BY BREVARD CHILDS
BERRIEN SPRINGS-Satan proudly announced the success of the annual Week of Atheism which took place last week. The goal was to torment seminarians and devise a cunning new plan for them to curse God.
They created a Week of Atheism couched in godly, holy and spiritual language to deceive seminarians to mistake this as God’s will and decided to call it a “Week of Spiritual Emphasis”. With that name, Satan intended to weaken the overall faith of seminarians while simultaneously turning them against God.

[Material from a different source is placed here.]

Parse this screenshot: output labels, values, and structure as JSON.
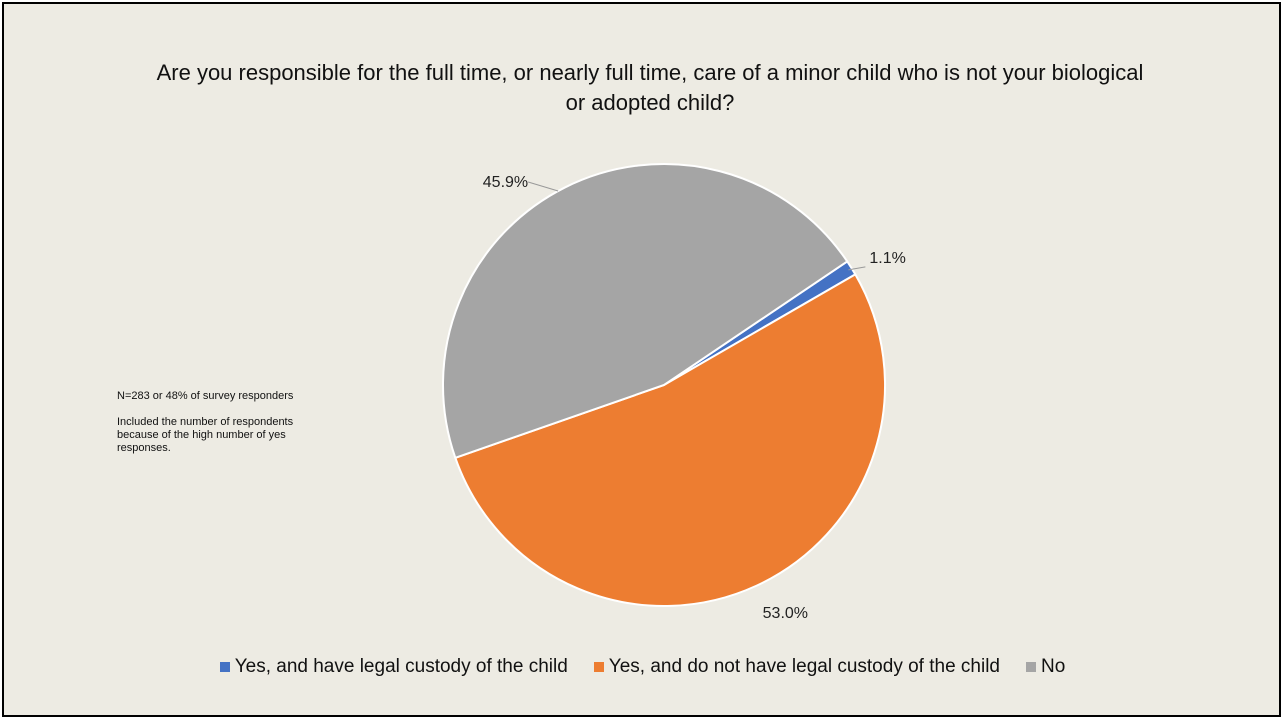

“Of course, I didn’t want to be obvious about my true plans by calling it a Week of Atheism but the goal was to eventually turn these devout seminarians into atheists. So we decided to adopt the name ‘Week of Spiritual Emphasis’ to disguise our true intention of diminishing faith. I wouldn’t have been able to do this without willing human agents so I’m delighted that several folks from the seminary’s administrative department volunteered to make this program a success,” said Satan.
Satan’s seminary agents used all the spiritual forms and language that seminarians were familiar with to allow them to associate the week with God. Thus, the Week of Atheism took place under the guise of “worship”.
“First, we had to compel them to attend the ‘worship services’. So we made it a requirement to attend two out of three of the programs. Next, we knew that school is stressful enough as it is and that most seminarians weren’t getting enough rest or time with their families. We added to their load by having them attend class half an hour earlier which allowed us to extend the mediocre programs with that extra time,” said Arnold Grotter, who serves a dual role as seminary spokesperson and agent of
Satan.
The Soy Dog asked Grotter what each service was comprised of. “First, we make our tired seminarians watch clichéd and formulaic videos which preach ‘spiritual virtues’ that everyone’s heard before. This is designed to wear them out and make them tune out actual spiritual pearls of wisdom because they simply get used to the same, old mundane status quo. After the sermon, we have them listen to trite, rehearsed and standard testimonies which don’t strengthen faith but cause them to question God’s work in their lives,” replied Grotter.
Satan’s agents also advertised this week to seminarians by insisting that the event “fosters community” even though it strengthened existing cliques and kept seminarians of different races apart. The Week of Spiritual Emphasis also meant that Satan didn’t have to tempt seminarians with other sins since the program actually drove them to vices and sinful behavior.
Meanwhile, God has distanced Godself from the program.
“This is definitely not something I came up with. I would have preferred giving seminarians that time to spend with their wives and children. For those that aren’t married, maybe they can use that time for personal Bible study, devotion or to make new friends in the school. Why would I create a program that would make seminarians curse me?” declared God.
“Now, I understand that we’re working with imperfect human beings who can’t trust each other and insist on documentation. So why not let them post pictures of how they spent their time? Perhaps they can write about their experience meditating upon how I’ve blessed them. Sometimes, we’ve got to realize that less is more.”